Study connects primary care patients with resources, but admissions, ED visits don’t decrease.

Added social needs interventions don’t necessarily lead to less hospital use

Additional screenings to help primary care patients find solutions for social needs did not necessarily lead to less use of health care services.

Researchers examined whether enhanced pharmacy care to help patients find solutions for health-related social needs might reduce patient hospitalization and emergency department visits. But that was not the case among 364 adult patients in a large safety-net hospital in Boston, Massachusetts, from May 2019 to March 2021, with a year of follow-up.

“These findings suggest that enhancing pharmacy services for patients with high levels of health care utilization does not lead to reduced health care utilization,” said the study published Jan. 9 in JAMA Network Open. The researchers and Boston Medical Center also published a news release about the results.

In the study, pharmacy technicians trained in motivational interviewing and patient navigation asked patients about eight domains of health-related social needs. Those included housing insecurity, food insecurity, trouble paying for medications, transportation to medical appointments, or for utilities, need for employment or education, and difficulty caring for children or other family members. The technicians asked patients if they wanted help connecting to resources, and offered literature or referrals to patients who wanted them.

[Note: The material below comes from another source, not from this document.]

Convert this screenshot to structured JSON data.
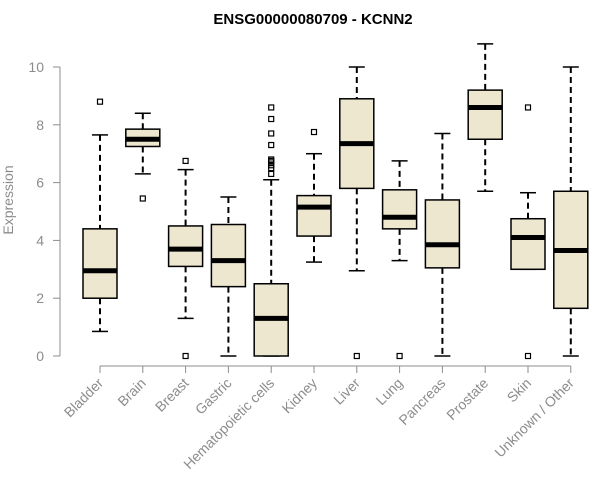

“Patients in low-resource communities served by Medicaid Accountable Care Organizations struggle” with those needs, said a summary included with the news release. “Patients with unmet health-related social needs are at high risk for preventable healthcare use and high levels of medical expenditure and may prioritize social needs over medical care, which may lead to preventable utilization.”

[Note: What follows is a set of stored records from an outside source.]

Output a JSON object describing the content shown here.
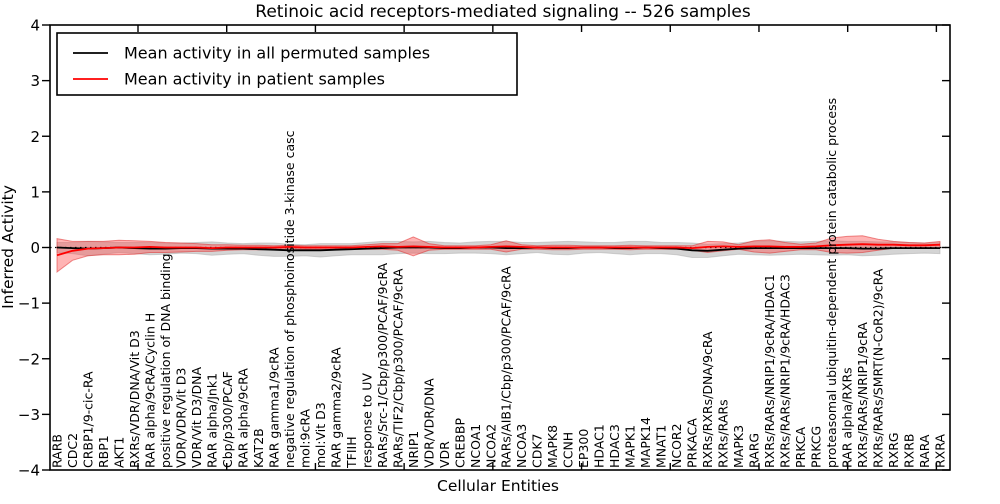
{
  "chart_data": {
    "type": "line",
    "title": "Retinoic acid receptors-mediated signaling -- 526 samples",
    "xlabel": "Cellular Entities",
    "ylabel": "Inferred Activity",
    "ylim": [
      -4,
      4
    ],
    "yticks": [
      4,
      3,
      2,
      1,
      0,
      -1,
      -2,
      -3,
      -4
    ],
    "grid": false,
    "zero_line": true,
    "legend_position": "upper left",
    "categories": [
      "RARB",
      "CDC2",
      "CRBP1/9-cic-RA",
      "RBP1",
      "AKT1",
      "RXRs/VDR/DNA/Vit D3",
      "RAR alpha/9cRA/Cyclin H",
      "positive regulation of DNA binding",
      "VDR/VDR/Vit D3",
      "VDR/Vit D3/DNA",
      "RAR alpha/Jnk1",
      "Cbp/p300/PCAF",
      "RAR alpha/9cRA",
      "KAT2B",
      "RAR gamma1/9cRA",
      "negative regulation of phosphoinositide 3-kinase casc",
      "mol:9cRA",
      "mol:Vit D3",
      "RAR gamma2/9cRA",
      "TFIIH",
      "response to UV",
      "RARs/Src-1/Cbp/p300/PCAF/9cRA",
      "RARs/TIF2/Cbp/p300/PCAF/9cRA",
      "NRIP1",
      "VDR/VDR/DNA",
      "VDR",
      "CREBBP",
      "NCOA1",
      "NCOA2",
      "RARs/AIB1/Cbp/p300/PCAF/9cRA",
      "NCOA3",
      "CDK7",
      "MAPK8",
      "CCNH",
      "EP300",
      "HDAC1",
      "HDAC3",
      "MAPK1",
      "MAPK14",
      "MNAT1",
      "NCOR2",
      "PRKACA",
      "RXRs/RXRs/DNA/9cRA",
      "RXRs/RARs",
      "MAPK3",
      "RARG",
      "RXRs/RARs/NRIP1/9cRA/HDAC1",
      "RXRs/RARs/NRIP1/9cRA/HDAC3",
      "PRKCA",
      "PRKCG",
      "proteasomal ubiquitin-dependent protein catabolic process",
      "RAR alpha/RXRs",
      "RXRs/RARs/NRIP1/9cRA",
      "RXRs/RARs/SMRT(N-CoR2)/9cRA",
      "RXRG",
      "RXRB",
      "RARA",
      "RXRA"
    ],
    "series": [
      {
        "name": "Mean activity in all permuted samples",
        "color": "#000000",
        "band_color": "#c9c9c9",
        "values": [
          0.0,
          -0.01,
          -0.02,
          -0.01,
          0.0,
          -0.01,
          -0.02,
          -0.02,
          -0.01,
          -0.01,
          -0.02,
          -0.02,
          -0.02,
          -0.03,
          -0.04,
          -0.05,
          -0.05,
          -0.05,
          -0.04,
          -0.03,
          -0.02,
          -0.01,
          0.0,
          0.0,
          0.0,
          -0.01,
          -0.01,
          0.0,
          0.0,
          -0.01,
          -0.01,
          0.0,
          -0.01,
          -0.01,
          0.0,
          0.0,
          -0.01,
          -0.01,
          0.0,
          -0.01,
          -0.02,
          -0.05,
          -0.06,
          -0.04,
          -0.02,
          -0.01,
          -0.01,
          -0.01,
          -0.01,
          -0.01,
          -0.01,
          -0.01,
          -0.02,
          -0.02,
          -0.01,
          -0.01,
          -0.01,
          -0.01
        ],
        "band": [
          0.09,
          0.1,
          0.13,
          0.11,
          0.09,
          0.1,
          0.11,
          0.1,
          0.09,
          0.1,
          0.12,
          0.1,
          0.09,
          0.11,
          0.12,
          0.11,
          0.1,
          0.12,
          0.11,
          0.1,
          0.11,
          0.12,
          0.11,
          0.1,
          0.11,
          0.1,
          0.09,
          0.1,
          0.11,
          0.12,
          0.1,
          0.09,
          0.11,
          0.12,
          0.1,
          0.09,
          0.1,
          0.12,
          0.11,
          0.1,
          0.11,
          0.13,
          0.12,
          0.11,
          0.1,
          0.12,
          0.13,
          0.12,
          0.11,
          0.12,
          0.13,
          0.12,
          0.13,
          0.12,
          0.11,
          0.1,
          0.09,
          0.1
        ]
      },
      {
        "name": "Mean activity in patient samples",
        "color": "#ff0000",
        "band_color": "#ff4d4d",
        "values": [
          -0.14,
          -0.06,
          -0.02,
          -0.01,
          0.0,
          0.0,
          0.01,
          0.0,
          0.0,
          0.0,
          -0.01,
          0.0,
          0.0,
          0.0,
          0.0,
          0.01,
          0.0,
          0.0,
          0.0,
          0.0,
          0.01,
          0.02,
          0.01,
          0.02,
          0.01,
          0.0,
          0.0,
          0.0,
          0.01,
          0.02,
          0.01,
          0.0,
          0.0,
          0.0,
          0.0,
          0.0,
          0.0,
          0.0,
          0.0,
          0.0,
          0.0,
          -0.01,
          0.01,
          0.02,
          0.01,
          0.02,
          0.02,
          0.01,
          0.01,
          0.02,
          0.04,
          0.05,
          0.06,
          0.05,
          0.05,
          0.04,
          0.04,
          0.05
        ],
        "band": [
          0.3,
          0.17,
          0.13,
          0.12,
          0.13,
          0.12,
          0.1,
          0.09,
          0.08,
          0.07,
          0.06,
          0.05,
          0.04,
          0.04,
          0.03,
          0.03,
          0.03,
          0.03,
          0.03,
          0.03,
          0.04,
          0.05,
          0.06,
          0.17,
          0.06,
          0.03,
          0.03,
          0.03,
          0.04,
          0.1,
          0.04,
          0.03,
          0.04,
          0.04,
          0.03,
          0.03,
          0.03,
          0.04,
          0.03,
          0.03,
          0.03,
          0.04,
          0.1,
          0.08,
          0.04,
          0.1,
          0.12,
          0.08,
          0.05,
          0.06,
          0.13,
          0.15,
          0.15,
          0.1,
          0.06,
          0.05,
          0.04,
          0.06
        ]
      }
    ]
  }
}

But the interventions did not lead to less time at the hospital for admissions or emergency visits, according to the study. The findings were not surprising because interventions in health care settings must overcome “longstanding and intractable structural racism,” the study said.

“Given that the majority of study participants identified as members of a racial or ethnic group bearing a disproportionate burden of inequities in health care, it is unsurprising that a health system-based intervention did not improve outcomes,” coauthor Pablo Buitron de la Vega, MD, MSc, said in the news release. Buitron de la Vega is a general internist and preventive medicine physician at Boston Medical Center and assistant professor of medicine at Boston University Chobanian & Avedisian School of Medicine.

“There needs to be interventions outside of the health care setting,” Buitron de la Vega said. “Policies to reduce income inequality would be more likely to improve health outcomes.”